Bukit Jamur, Kisah Sukses Jamur Tiram Asal Blitar Milik Ahmad Sulton

Reporter

Aunur Rofiq

Editor

A Yahya

13 - Oct - 2018, 03:33

Ahmad Sulton menunjukkan jamur hasil produksinya.(Foto : Team BlitarTIMES)

Satu lagi bisnis budi daya pertanian yang sangat menggiurkan, yakni bisnis jamur tiram. Bisnis ini memiliki prospek yang sangat cerah. Salah seorang yang sukses menggeluti usaha jamur tiram adalah Ahmad Sulton (43). Pria asal  Desa Sumberjo, Kecamatan Kademangan, Kabupaten Blitar itu sukses mengembangkan budi daya jamur di area perbukitan yang kering dan tandus.

Mengawali kiprahnya sejak 2012 silam, pemilik perusahaan “Bukit Jamur” ini merupakan salah seorang pengusaha yang sukses mengembangkan budi daya jamur. Berawal dari coba-coba dan himpitan ekonomi yang melanda,  Ahmad mengawali budidaya jamur tiram setelah usaha ayam petelurnya mengalami kebangkrutan.

Belajar dari salah seorang temannya yang sudah lebih dahulu menggeluti usaha ini, Ahmad memulai usahanya dengan modal 700 bakgog/ media jamur buatan sendiri, dengan hasil panen 3-5 Kg per hari. Dengan semangat dan keuletan beliau yakin bahwa usaha yang ditekuninya akan sukses.

“Dulu nyoba bikin sendiri itu berhasil, akhirnya mau ndak mau kan ya harus dibesarkan. Jadi saya tiap harinya bikin 200 baglog, ya karena modalnya hutang perbankan itu tadi mas jadi mau gak mau harus kerja keras muter modal itu tadi,” ucap Sulton kepada BLITARTIMES, Jumat (12/10/2018).

Berbekal kreativitas dan keuletan usaha yang digelutinya usaha jamur tiram miliknya terus berkembang pesat. Dengan bantuan mesin press flying saat ini  Sulton dapat memproduksi sekitar 2100 media baglog per hari. Baklog hasil produksinya tersebut dibudidayakan sendiri dan sebagian ada juga yang dijual dengan harga Rp.2400 per baglognya, selain itu Bukit Jamur juga memproduksi bibit sendiri dengan harga Rp. 6000 per botol. Saat ini, bapak dari empat orang anak ini memperoleh omset Rp. 30 juta per bulan

Untuk memenuhi permintaan jamur yang terus meningkat di pasaran, Sulton saat ini dibantu oleh 12 karyawan dari kalangan ibu-ibu dan para remaja sekitar tempat tinggalnya. Mereka membantu proses produksi dan panen.

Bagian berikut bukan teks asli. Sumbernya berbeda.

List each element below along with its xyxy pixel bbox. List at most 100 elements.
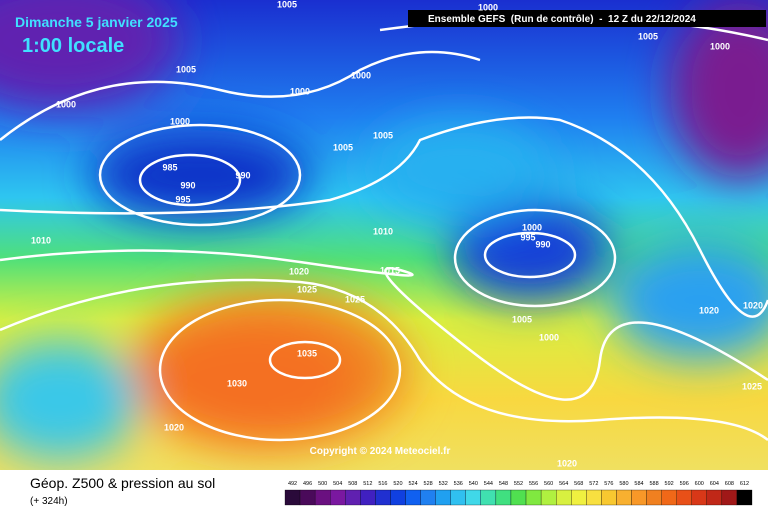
scale-swatch xyxy=(571,489,587,506)
scale-swatch xyxy=(601,489,617,506)
isobar-label: 1005 xyxy=(176,64,196,74)
scale-label: 612 xyxy=(740,481,749,487)
isobar-label: 1020 xyxy=(557,458,577,468)
scale-label: 576 xyxy=(604,481,613,487)
scale-label: 548 xyxy=(499,481,508,487)
scale-label: 504 xyxy=(333,481,342,487)
scale-label: 604 xyxy=(710,481,719,487)
scale-label: 556 xyxy=(529,481,538,487)
scale-label: 560 xyxy=(544,481,553,487)
scale-swatch xyxy=(525,489,542,506)
scale-label: 588 xyxy=(649,481,658,487)
scale-swatch xyxy=(360,489,376,506)
isobar-label: 1000 xyxy=(351,70,371,80)
isobar-label: 1000 xyxy=(170,116,190,126)
lead-time: (+ 324h) xyxy=(30,496,68,507)
isobar-label: 1000 xyxy=(56,99,76,109)
isobar-label: 1020 xyxy=(699,305,719,315)
scale-swatch xyxy=(420,489,436,506)
background xyxy=(0,0,768,470)
scale-label: 508 xyxy=(348,481,357,487)
scale-label: 500 xyxy=(318,481,327,487)
scale-swatch xyxy=(465,489,481,506)
isobar-label: 1025 xyxy=(297,284,317,294)
scale-label: 572 xyxy=(589,481,598,487)
run-box xyxy=(408,10,766,27)
scale-label: 524 xyxy=(408,481,417,487)
scale-swatch xyxy=(676,489,692,506)
scale-swatch xyxy=(646,489,662,506)
isobar-label: 1030 xyxy=(227,378,247,388)
scale-label: 568 xyxy=(574,481,583,487)
run-info: Ensemble GEFS (Run de contrôle) - 12 Z d… xyxy=(428,14,696,25)
isobar-label: 1005 xyxy=(277,0,297,9)
date: Dimanche 5 janvier 2025 xyxy=(15,14,178,30)
isobar-label: 990 xyxy=(535,239,550,249)
isobar-label: 1000 xyxy=(539,332,559,342)
scale-swatch xyxy=(736,489,753,506)
isobar-label: 1010 xyxy=(373,226,393,236)
copyright: Copyright © 2024 Meteociel.fr xyxy=(310,446,451,457)
scale-label: 496 xyxy=(303,481,312,487)
scale-swatch xyxy=(480,489,497,506)
scale-swatch xyxy=(556,489,572,506)
scale-swatch xyxy=(691,489,707,506)
scale-label: 532 xyxy=(439,481,448,487)
isobar-label: 1020 xyxy=(743,300,763,310)
scale-swatch xyxy=(721,489,738,506)
scale-label: 536 xyxy=(454,481,463,487)
scale-swatch xyxy=(390,489,406,506)
scale-label: 608 xyxy=(725,481,734,487)
isobar-label: 995 xyxy=(175,194,190,204)
scale-label: 580 xyxy=(619,481,628,487)
scale-label: 600 xyxy=(695,481,704,487)
isobar-label: 1000 xyxy=(478,2,498,12)
scale-swatch xyxy=(616,489,632,506)
scale-label: 592 xyxy=(665,481,674,487)
scale-swatch xyxy=(540,489,557,506)
isobar-label: 1005 xyxy=(638,31,658,41)
isobar-label: 1020 xyxy=(289,266,309,276)
scale-swatch xyxy=(405,489,421,506)
scale-label: 540 xyxy=(469,481,478,487)
isobar-label: 1015 xyxy=(380,265,400,275)
scale-swatch xyxy=(661,489,677,506)
scale-label: 544 xyxy=(484,481,493,487)
scale-swatch xyxy=(450,489,466,506)
scale-label: 520 xyxy=(393,481,402,487)
scale-label: 584 xyxy=(634,481,643,487)
isobar-label: 1005 xyxy=(373,130,393,140)
scale-swatch xyxy=(706,489,723,506)
isobar-label: 1025 xyxy=(345,294,365,304)
footer-title: Géop. Z500 & pression au sol xyxy=(30,475,215,491)
scale-swatch xyxy=(586,489,602,506)
scale-label: 516 xyxy=(378,481,387,487)
isobar-label: 1005 xyxy=(333,142,353,152)
scale-swatch xyxy=(299,489,316,506)
scale-swatch xyxy=(345,489,361,506)
scale-swatch xyxy=(435,489,451,506)
scale-label: 596 xyxy=(680,481,689,487)
isobar-label: 1000 xyxy=(522,222,542,232)
isobar-label: 995 xyxy=(520,232,535,242)
isobar-label: 990 xyxy=(235,170,250,180)
scale-label: 492 xyxy=(288,481,297,487)
scale-swatch xyxy=(495,489,512,506)
local-time: 1:00 locale xyxy=(22,35,124,57)
scale-label: 512 xyxy=(363,481,372,487)
scale-swatch xyxy=(284,489,301,506)
isobar-label: 1000 xyxy=(290,86,310,96)
scale-swatch xyxy=(510,489,527,506)
scale-swatch xyxy=(314,489,331,506)
isobar-label: 1035 xyxy=(297,348,317,358)
scale-swatch xyxy=(631,489,647,506)
isobar-label: 990 xyxy=(180,180,195,190)
isobar-label: 1025 xyxy=(742,381,762,391)
scale-swatch xyxy=(330,489,346,506)
isobar-label: 1020 xyxy=(164,422,184,432)
isobar-label: 1010 xyxy=(31,235,51,245)
scale-label: 552 xyxy=(514,481,523,487)
isobar-label: 1000 xyxy=(710,41,730,51)
scale-label: 528 xyxy=(424,481,433,487)
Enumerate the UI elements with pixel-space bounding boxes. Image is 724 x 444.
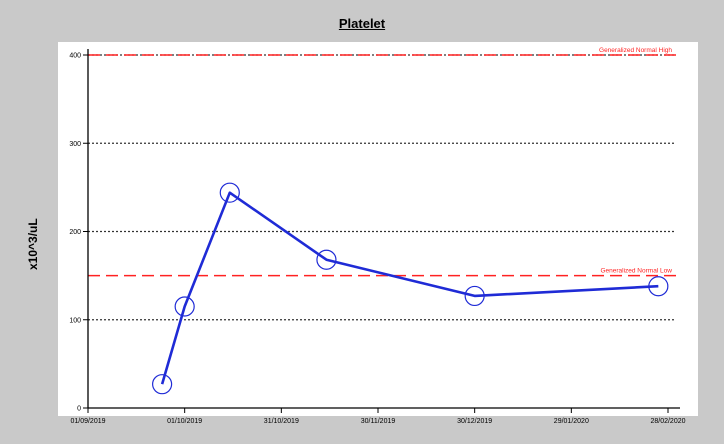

Berkat ketekunannya, Sulton terpilih menjadi ketua Petani Jamur Nusantara, lembaga yang menjadi sarana untuk sharing pengetahuan tentang jamur serta mempererat jaringan bagi para petani jamur se-Indonesia.

Bukit Jamur milik Ahmad sendiri membudidayakan 3 jenis jamur yaitu jamur tiram, jamur tiram coklat dan jamur kuping. Harga per kilonya jamur tiram mencapai Rp. 10.000, sedangkan jamur tiram coklat dan jamur kuping mencapai Rp 16.000 di pasaran. 

Menghadapi musim kemarau seperti ini produksi jamur memang agak menurun. Akan tetapi Bukit Jamur memiliki strategi tersendiri “Jadi kita agak mengurangi produksi baglog, kalo jamurnya tidak tumbuh kan masa suburnya jamur itu juga agak lama jadi agak memperkecil produksi, mengingat biaya produsi juga tidak sedikit,” pungkasnya.